The Arizona State football team moved quickly to calm the noise around Kenny Dillingham’s name popping up in the Michigan coaching rumor mill, with athletic director Graham Rossini acknowledging contract talks and calling the moment “exciting” for the Sun Devils as they work through details to keep their head coach in place.
Dillingham, though, made the Michigan part of the story a lot simpler. In an interview cited by On3, he said the Wolverines never offered him the head coaching job and that the chatter never reached anything close to that stage. “I never got offered a job. None of that ever, ever happened, and it never got to that point,” Dillingham said.
He still went out of his way to respect what Michigan represents. Dillingham described the job as an “unbelievable” opportunity with major resources, people committed to winning, and a roster that’s already positioned to compete.
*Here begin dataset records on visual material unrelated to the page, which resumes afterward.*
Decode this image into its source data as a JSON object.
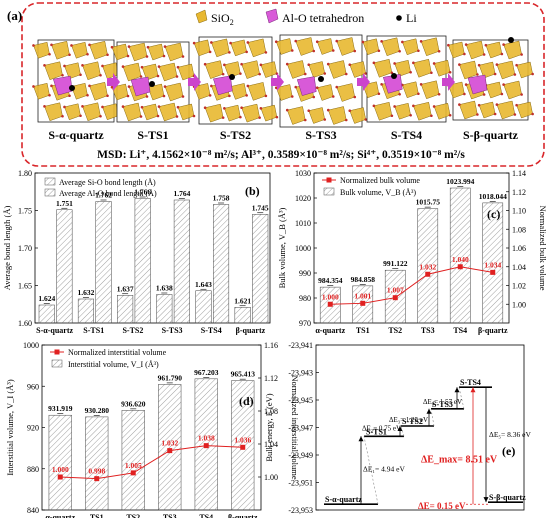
{
  "panel_a": {
    "label": "(a)",
    "legend": {
      "sio2": "SiO",
      "sio2_sub": "2",
      "alo": "Al-O tetrahedron",
      "li": "Li"
    },
    "stages": [
      "S-α-quartz",
      "S-TS1",
      "S-TS2",
      "S-TS3",
      "S-TS4",
      "S-β-quartz"
    ],
    "msd_text": "MSD: Li⁺, 4.1562×10⁻⁸ m²/s; Al³⁺, 0.3589×10⁻⁸ m²/s; Si⁴⁺, 0.3519×10⁻⁸ m²/s"
  },
  "colors": {
    "sio2": "#e8b830",
    "alo": "#d85ad8",
    "arrow": "#cc44cc",
    "red": "#e02020",
    "dash_border": "#d9262a"
  },
  "chart_data": [
    {
      "id": "b",
      "type": "bar",
      "label": "(b)",
      "ylabel": "Average bond length (Å)",
      "categories": [
        "S-α-quartz",
        "S-TS1",
        "S-TS2",
        "S-TS3",
        "S-TS4",
        "β-quartz"
      ],
      "ylim": [
        1.6,
        1.8
      ],
      "yticks": [
        "1.60",
        "1.65",
        "1.70",
        "1.75",
        "1.80"
      ],
      "series": [
        {
          "name": "Average Si-O bond length (Å)",
          "values": [
            1.624,
            1.632,
            1.637,
            1.638,
            1.643,
            1.621
          ],
          "labels": [
            "1.624",
            "1.632",
            "1.637",
            "1.638",
            "1.643",
            "1.621"
          ]
        },
        {
          "name": "Average Al-O bond length (Å)",
          "values": [
            1.751,
            1.762,
            1.766,
            1.764,
            1.758,
            1.745
          ],
          "labels": [
            "1.751",
            "1.762",
            "1.766",
            "1.764",
            "1.758",
            "1.745"
          ]
        }
      ]
    },
    {
      "id": "c",
      "type": "bar",
      "label": "(c)",
      "ylabel": "Bulk volume, V_B (Å³)",
      "y2label": "Normalized bulk volume",
      "categories": [
        "α-quartz",
        "TS1",
        "TS2",
        "TS3",
        "TS4",
        "β-quartz"
      ],
      "ylim": [
        970,
        1030
      ],
      "yticks": [
        "970",
        "980",
        "990",
        "1000",
        "1010",
        "1020",
        "1030"
      ],
      "y2lim": [
        0.98,
        1.14
      ],
      "y2ticks": [
        "1.00",
        "1.02",
        "1.04",
        "1.06",
        "1.08",
        "1.10",
        "1.12",
        "1.14"
      ],
      "series": [
        {
          "name": "Bulk volume, V_B (Å³)",
          "values": [
            984.354,
            984.858,
            991.122,
            1015.75,
            1023.994,
            1018.044
          ],
          "labels": [
            "984.354",
            "984.858",
            "991.122",
            "1015.75",
            "1023.994",
            "1018.044"
          ]
        },
        {
          "name": "Normalized bulk volume",
          "values": [
            1.0,
            1.001,
            1.007,
            1.032,
            1.04,
            1.034
          ],
          "labels": [
            "1.000",
            "1.001",
            "1.007",
            "1.032",
            "1.040",
            "1.034"
          ]
        }
      ]
    },
    {
      "id": "d",
      "type": "bar",
      "label": "(d)",
      "ylabel": "Interstitial volume, V_I (Å³)",
      "y2label": "Normalized interstitial volume",
      "categories": [
        "α-quartz",
        "TS1",
        "TS2",
        "TS3",
        "TS4",
        "β-quartz"
      ],
      "ylim": [
        840,
        1000
      ],
      "yticks": [
        "840",
        "880",
        "920",
        "960",
        "1000"
      ],
      "y2lim": [
        0.96,
        1.16
      ],
      "y2ticks": [
        "1.00",
        "1.04",
        "1.08",
        "1.12",
        "1.16"
      ],
      "series": [
        {
          "name": "Interstitial volume, V_I (Å³)",
          "values": [
            931.919,
            930.28,
            936.62,
            961.79,
            967.203,
            965.413
          ],
          "labels": [
            "931.919",
            "930.280",
            "936.620",
            "961.790",
            "967.203",
            "965.413"
          ]
        },
        {
          "name": "Normalized interstitial volume",
          "values": [
            1.0,
            0.998,
            1.005,
            1.032,
            1.038,
            1.036
          ],
          "labels": [
            "1.000",
            "0.998",
            "1.005",
            "1.032",
            "1.038",
            "1.036"
          ]
        }
      ]
    },
    {
      "id": "e",
      "type": "line",
      "label": "(e)",
      "ylabel": "Bulk energy, E (eV)",
      "ylim": [
        -23953,
        -23941
      ],
      "yticks": [
        "-23,941",
        "-23,943",
        "-23,945",
        "-23,947",
        "-23,949",
        "-23,951",
        "-23,953"
      ],
      "levels": [
        {
          "name": "S-α-quartz",
          "energy": -23952.58
        },
        {
          "name": "S-TS1",
          "energy": -23947.64
        },
        {
          "name": "S-TS2",
          "energy": -23946.89
        },
        {
          "name": "S-TS3",
          "energy": -23945.64
        },
        {
          "name": "S-TS4",
          "energy": -23944.07
        },
        {
          "name": "S-β-quartz",
          "energy": -23952.43
        }
      ],
      "annotations": {
        "e1": "ΔE₁= 4.94 eV",
        "e2": "ΔE₂= 0.75 eV",
        "e3": "ΔE₃= 1.25 eV",
        "e4": "ΔE₄= 1.57 eV",
        "e5": "ΔE₅= 8.36 eV",
        "emax": "ΔE_max= 8.51 eV",
        "de": "ΔE= 0.15 eV"
      }
    }
  ]
}
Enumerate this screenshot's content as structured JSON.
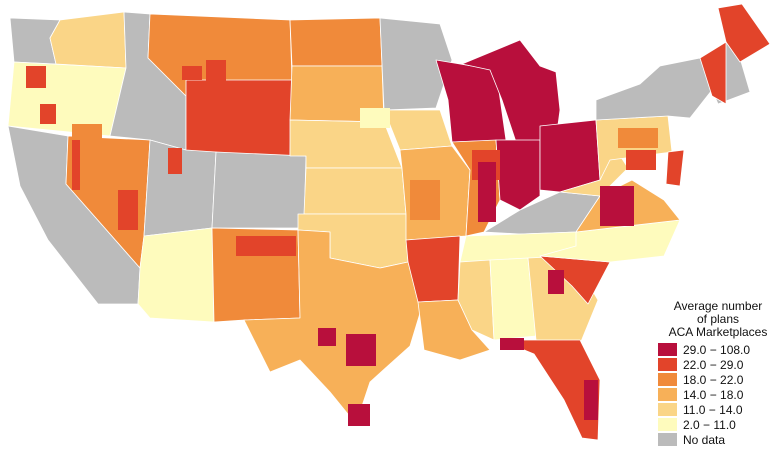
{
  "legend": {
    "title_lines": [
      "Average number",
      "of plans",
      "ACA Marketplaces"
    ],
    "items": [
      {
        "label": "29.0 − 108.0",
        "color": "#b80f3c"
      },
      {
        "label": "22.0 − 29.0",
        "color": "#e2442a"
      },
      {
        "label": "18.0 − 22.0",
        "color": "#f08a3a"
      },
      {
        "label": "14.0 − 18.0",
        "color": "#f7b058"
      },
      {
        "label": "11.0 − 14.0",
        "color": "#fad587"
      },
      {
        "label": "2.0 − 11.0",
        "color": "#fefbbd"
      },
      {
        "label": "No data",
        "color": "#bbbbbb"
      }
    ]
  },
  "regions": [
    {
      "name": "washington-coast",
      "class": "No data"
    },
    {
      "name": "washington-east",
      "class": "11.0 − 14.0"
    },
    {
      "name": "oregon",
      "class": "2.0 − 11.0"
    },
    {
      "name": "california",
      "class": "No data"
    },
    {
      "name": "nevada",
      "class": "18.0 − 22.0"
    },
    {
      "name": "idaho",
      "class": "No data"
    },
    {
      "name": "montana",
      "class": "18.0 − 22.0"
    },
    {
      "name": "wyoming",
      "class": "22.0 − 29.0"
    },
    {
      "name": "utah",
      "class": "No data"
    },
    {
      "name": "colorado",
      "class": "No data"
    },
    {
      "name": "arizona",
      "class": "2.0 − 11.0"
    },
    {
      "name": "new-mexico",
      "class": "18.0 − 22.0"
    },
    {
      "name": "north-dakota",
      "class": "18.0 − 22.0"
    },
    {
      "name": "south-dakota",
      "class": "14.0 − 18.0"
    },
    {
      "name": "nebraska",
      "class": "11.0 − 14.0"
    },
    {
      "name": "kansas",
      "class": "11.0 − 14.0"
    },
    {
      "name": "oklahoma",
      "class": "11.0 − 14.0"
    },
    {
      "name": "texas",
      "class": "14.0 − 18.0"
    },
    {
      "name": "minnesota",
      "class": "No data"
    },
    {
      "name": "iowa",
      "class": "11.0 − 14.0"
    },
    {
      "name": "missouri",
      "class": "14.0 − 18.0"
    },
    {
      "name": "arkansas",
      "class": "22.0 − 29.0"
    },
    {
      "name": "louisiana",
      "class": "14.0 − 18.0"
    },
    {
      "name": "wisconsin",
      "class": "29.0 − 108.0"
    },
    {
      "name": "illinois",
      "class": "18.0 − 22.0"
    },
    {
      "name": "michigan",
      "class": "29.0 − 108.0"
    },
    {
      "name": "indiana",
      "class": "29.0 − 108.0"
    },
    {
      "name": "ohio",
      "class": "29.0 − 108.0"
    },
    {
      "name": "kentucky",
      "class": "No data"
    },
    {
      "name": "tennessee",
      "class": "2.0 − 11.0"
    },
    {
      "name": "mississippi",
      "class": "11.0 − 14.0"
    },
    {
      "name": "alabama",
      "class": "2.0 − 11.0"
    },
    {
      "name": "georgia",
      "class": "11.0 − 14.0"
    },
    {
      "name": "florida",
      "class": "22.0 − 29.0"
    },
    {
      "name": "south-carolina",
      "class": "22.0 − 29.0"
    },
    {
      "name": "north-carolina",
      "class": "2.0 − 11.0"
    },
    {
      "name": "virginia",
      "class": "14.0 − 18.0"
    },
    {
      "name": "west-virginia",
      "class": "11.0 − 14.0"
    },
    {
      "name": "pennsylvania",
      "class": "11.0 − 14.0"
    },
    {
      "name": "new-york",
      "class": "No data"
    },
    {
      "name": "new-england",
      "class": "No data"
    },
    {
      "name": "maine",
      "class": "22.0 − 29.0"
    },
    {
      "name": "new-hampshire",
      "class": "22.0 − 29.0"
    },
    {
      "name": "new-jersey",
      "class": "22.0 − 29.0"
    }
  ]
}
In the same On3 report, he added that whoever lands the role will be stepping into one of the best brands and best-supported programs in the country.
That combination, a clear denial paired with admiration for the job, fits how these coaching cycles often go. Dillingham didn’t pretend Michigan isn’t a premier destination, but he just rejected the idea that he was ever actually in it.
The other piece of the puzzle is that the Arizona State football team has been working to lock him down in the first place. Rossini publicly discussed ongoing negotiations, stressing how much the school values Dillingham’s leadership and the trajectory since his first year in Tempe.
And that work appears to have produced a concrete outcome. On3 reported that Dillingham agreed to a contract extension with Arizona State, a deal that includes a staff salary pool up to $11 million and averages $7.5 million per year for Dillingham, according to Pete Nakos.
So if Michigan rumors were the spark, Dillingham’s message was about having no offer, no near-miss, and a clear path forward where he’s already planted.